Consigne : Montrez que l’influence est à la fois économique et politique. Expliquez cette influence croissante. Discutez la dernière phrase du texte.

 

Doc 1 : Carte à consulter

https://geoconfluences.ens-lyon.fr/informations-scientifiques/dossiers-regionaux/afrique-dynamiques-regionales/articles-scientifiques/presence-economique-chinoise-en-afrique

 

Doc 2 :

[...] En 2003 eut lieu le premier Forum de coopération Chine-Afrique (FOCAC), qui organise dès lors les échanges commerciaux entre les deux parties. Ses conséquences furent immédiates : dès 2009, la Chine est devenue le premier partenaire commercial du continent. Entre 2003 et 2022, les échanges chinois avec l’Afrique ont été multipliés par 30, pour atteindre les 282 milliards de dollars. [...]

Les interventions chinoises en Afrique sont avant tout d’ordre économique. La Chine a consolidé ses positions dans les secteurs des industries extractives, dans l’industrie manufacturière mais aussi et surtout en finançant et en créant des infrastructures ferroviaires, routières et portuaires. Ces projets sont souvent le fruit d’une main d’œuvre chinoise importante : en 2022, on dénombrait la présence de 88 000 travailleurs chinois en Afrique. Parallèlement, la dépendance économique de l’Afrique vis-à-vis du marché chinois s’accroît rapidement.

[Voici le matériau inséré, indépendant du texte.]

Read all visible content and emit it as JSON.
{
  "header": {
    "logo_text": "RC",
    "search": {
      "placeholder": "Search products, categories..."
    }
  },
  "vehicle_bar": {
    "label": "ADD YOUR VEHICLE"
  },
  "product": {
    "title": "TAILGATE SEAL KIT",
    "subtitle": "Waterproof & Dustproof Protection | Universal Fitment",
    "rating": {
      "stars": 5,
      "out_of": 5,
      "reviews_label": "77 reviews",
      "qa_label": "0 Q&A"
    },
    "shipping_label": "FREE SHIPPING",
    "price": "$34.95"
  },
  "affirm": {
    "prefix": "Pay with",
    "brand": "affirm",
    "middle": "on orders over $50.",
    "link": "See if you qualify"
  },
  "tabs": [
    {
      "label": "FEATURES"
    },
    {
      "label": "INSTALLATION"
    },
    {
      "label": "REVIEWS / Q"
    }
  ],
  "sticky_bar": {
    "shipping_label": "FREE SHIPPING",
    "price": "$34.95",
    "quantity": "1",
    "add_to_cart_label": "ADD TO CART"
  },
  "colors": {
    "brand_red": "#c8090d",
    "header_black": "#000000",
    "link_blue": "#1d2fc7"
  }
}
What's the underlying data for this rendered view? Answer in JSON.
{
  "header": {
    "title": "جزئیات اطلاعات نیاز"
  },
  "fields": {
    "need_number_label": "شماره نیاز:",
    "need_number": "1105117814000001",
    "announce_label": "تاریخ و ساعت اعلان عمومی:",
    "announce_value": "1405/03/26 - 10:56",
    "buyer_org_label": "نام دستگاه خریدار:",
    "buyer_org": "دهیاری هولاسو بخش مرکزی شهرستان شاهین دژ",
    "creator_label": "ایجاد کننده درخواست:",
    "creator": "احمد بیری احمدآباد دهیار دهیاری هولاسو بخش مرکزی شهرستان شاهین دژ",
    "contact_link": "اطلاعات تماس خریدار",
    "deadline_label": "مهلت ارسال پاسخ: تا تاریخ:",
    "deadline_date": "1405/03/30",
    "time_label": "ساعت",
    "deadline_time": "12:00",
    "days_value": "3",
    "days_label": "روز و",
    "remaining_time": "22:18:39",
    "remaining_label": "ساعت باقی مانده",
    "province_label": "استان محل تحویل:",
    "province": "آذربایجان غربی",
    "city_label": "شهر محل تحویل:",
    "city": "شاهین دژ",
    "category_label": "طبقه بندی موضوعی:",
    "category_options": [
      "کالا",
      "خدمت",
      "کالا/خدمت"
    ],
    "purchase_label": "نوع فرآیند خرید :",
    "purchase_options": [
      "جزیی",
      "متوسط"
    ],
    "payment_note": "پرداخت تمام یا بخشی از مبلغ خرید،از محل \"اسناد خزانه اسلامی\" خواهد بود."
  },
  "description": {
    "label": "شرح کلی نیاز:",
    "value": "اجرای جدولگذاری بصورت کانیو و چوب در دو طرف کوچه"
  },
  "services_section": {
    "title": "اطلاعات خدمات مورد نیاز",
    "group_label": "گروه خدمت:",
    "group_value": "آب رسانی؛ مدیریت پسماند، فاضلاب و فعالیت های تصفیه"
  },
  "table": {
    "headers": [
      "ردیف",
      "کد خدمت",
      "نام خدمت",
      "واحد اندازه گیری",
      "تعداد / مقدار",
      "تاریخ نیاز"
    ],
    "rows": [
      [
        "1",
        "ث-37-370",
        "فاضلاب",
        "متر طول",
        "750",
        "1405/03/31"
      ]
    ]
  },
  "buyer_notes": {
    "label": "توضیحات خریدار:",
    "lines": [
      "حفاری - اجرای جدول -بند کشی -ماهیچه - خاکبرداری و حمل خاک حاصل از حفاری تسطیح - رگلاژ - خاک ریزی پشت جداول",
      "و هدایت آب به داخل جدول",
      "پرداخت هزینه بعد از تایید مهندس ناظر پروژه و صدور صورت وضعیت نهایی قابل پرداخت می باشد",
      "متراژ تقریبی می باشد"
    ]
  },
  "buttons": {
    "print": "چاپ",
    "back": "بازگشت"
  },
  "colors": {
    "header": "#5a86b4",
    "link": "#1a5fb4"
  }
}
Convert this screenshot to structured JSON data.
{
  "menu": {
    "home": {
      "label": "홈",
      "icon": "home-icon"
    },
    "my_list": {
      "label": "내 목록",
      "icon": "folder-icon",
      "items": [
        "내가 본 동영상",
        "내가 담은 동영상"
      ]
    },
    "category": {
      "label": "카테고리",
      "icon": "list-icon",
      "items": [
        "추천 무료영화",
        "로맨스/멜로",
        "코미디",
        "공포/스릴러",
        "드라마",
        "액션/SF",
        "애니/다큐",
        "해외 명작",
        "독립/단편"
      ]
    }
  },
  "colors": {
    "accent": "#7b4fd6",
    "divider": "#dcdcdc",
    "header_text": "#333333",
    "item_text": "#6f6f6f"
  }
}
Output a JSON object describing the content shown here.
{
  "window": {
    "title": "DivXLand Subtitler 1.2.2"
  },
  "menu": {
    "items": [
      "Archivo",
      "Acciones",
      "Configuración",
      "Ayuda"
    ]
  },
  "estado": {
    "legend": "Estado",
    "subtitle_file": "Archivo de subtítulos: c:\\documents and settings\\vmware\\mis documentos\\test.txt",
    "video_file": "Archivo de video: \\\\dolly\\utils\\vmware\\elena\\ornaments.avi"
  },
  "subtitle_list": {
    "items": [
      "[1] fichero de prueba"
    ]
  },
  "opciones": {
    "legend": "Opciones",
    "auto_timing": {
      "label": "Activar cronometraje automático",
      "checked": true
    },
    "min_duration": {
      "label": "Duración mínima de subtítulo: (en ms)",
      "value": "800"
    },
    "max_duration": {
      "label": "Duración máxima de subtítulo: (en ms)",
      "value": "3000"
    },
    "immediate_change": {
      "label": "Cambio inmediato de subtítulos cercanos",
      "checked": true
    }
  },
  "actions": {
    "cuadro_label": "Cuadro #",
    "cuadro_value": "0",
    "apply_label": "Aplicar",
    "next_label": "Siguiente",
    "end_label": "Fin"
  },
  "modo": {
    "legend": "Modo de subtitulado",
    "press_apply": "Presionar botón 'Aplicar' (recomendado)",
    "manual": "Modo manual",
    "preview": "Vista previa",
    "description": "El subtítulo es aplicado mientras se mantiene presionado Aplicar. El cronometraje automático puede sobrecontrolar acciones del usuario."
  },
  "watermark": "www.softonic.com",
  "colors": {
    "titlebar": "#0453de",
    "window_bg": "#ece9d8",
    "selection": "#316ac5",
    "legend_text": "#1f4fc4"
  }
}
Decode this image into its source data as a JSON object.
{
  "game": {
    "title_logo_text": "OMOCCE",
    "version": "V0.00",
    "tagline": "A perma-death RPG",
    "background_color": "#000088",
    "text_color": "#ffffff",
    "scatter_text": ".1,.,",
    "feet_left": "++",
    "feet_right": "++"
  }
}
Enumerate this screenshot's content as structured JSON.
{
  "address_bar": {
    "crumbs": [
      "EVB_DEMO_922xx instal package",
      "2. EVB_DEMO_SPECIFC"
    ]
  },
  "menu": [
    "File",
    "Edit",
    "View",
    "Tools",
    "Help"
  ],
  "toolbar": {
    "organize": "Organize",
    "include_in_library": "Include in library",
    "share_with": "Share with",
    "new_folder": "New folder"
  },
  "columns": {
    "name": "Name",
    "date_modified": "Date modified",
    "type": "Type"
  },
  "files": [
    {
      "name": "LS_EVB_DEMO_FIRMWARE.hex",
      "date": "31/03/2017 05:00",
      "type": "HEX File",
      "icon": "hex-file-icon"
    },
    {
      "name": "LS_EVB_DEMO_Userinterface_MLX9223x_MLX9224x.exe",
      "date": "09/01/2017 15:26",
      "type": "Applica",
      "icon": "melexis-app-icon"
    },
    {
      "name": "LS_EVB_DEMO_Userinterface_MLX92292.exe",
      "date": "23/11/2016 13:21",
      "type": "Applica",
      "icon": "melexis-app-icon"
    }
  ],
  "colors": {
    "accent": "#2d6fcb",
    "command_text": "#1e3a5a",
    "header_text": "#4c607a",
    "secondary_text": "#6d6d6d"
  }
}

Les Chinois sont aussi présents dans les opérations de maintien de la paix et la Chine use de son droit de veto au Conseil de sécurité des Nations Unies pour entraver les possibles ingérences internationales dans les affaires africaines, ce qui lui sert de monnaie d'échange diplomatique et économique. Inversement, Pékin convoite les voix des États africains pour défendre ses propres intérêts dans les instances internationales (dans ses relations avec Taïwan par exemple). Contrairement aux Européens, la Chine n'impose pas de conditions politiques en échange de ses investissements et ne pose pas de questions sur les Droits humains. Les Chinois s'efforcent d'emporter l'adhésion des gouvernants africains et, autant que possible, des populations, en se centrant sur un échange largement fondé sur l’extraction de matières premières contre des infrastructures : construction de ports, de routes, de barrages (par exemple, sur l'Omo en Éthiopie, ou le barrage de Merowe au Soudan), de stades et d'hôpitaux, de zones industrielles (parc industriel sino-éthiopien de Dukem). Ils prennent souvent en charge une large partie, voire la totalité des travaux et s'installent alors parfois durablement, créant des villages ou des quartiers chinois, multipliant les installations d'entreprises ou de commerces.

[...] Pour toutes ces raisons, le terme de « Chinafrique » est à utiliser avec précaution, voire à bannir, ce que soutiennent de nombreux auteurs, à l’instar par exemple de Thierry Pairault (2018) ou Xavier Aurégan (2024, 2025). La Chine contribue certainement à la « désoccidentalisation » de l'Afrique. Elle contribue aussi largement à l'actuel décollage économique de plusieurs pays africains comme l'Éthiopie et au transfert de nouvelles technologies adaptées au continent. Mais il n’y a jamais vraiment eu de « ruée chinoise » sur le continent.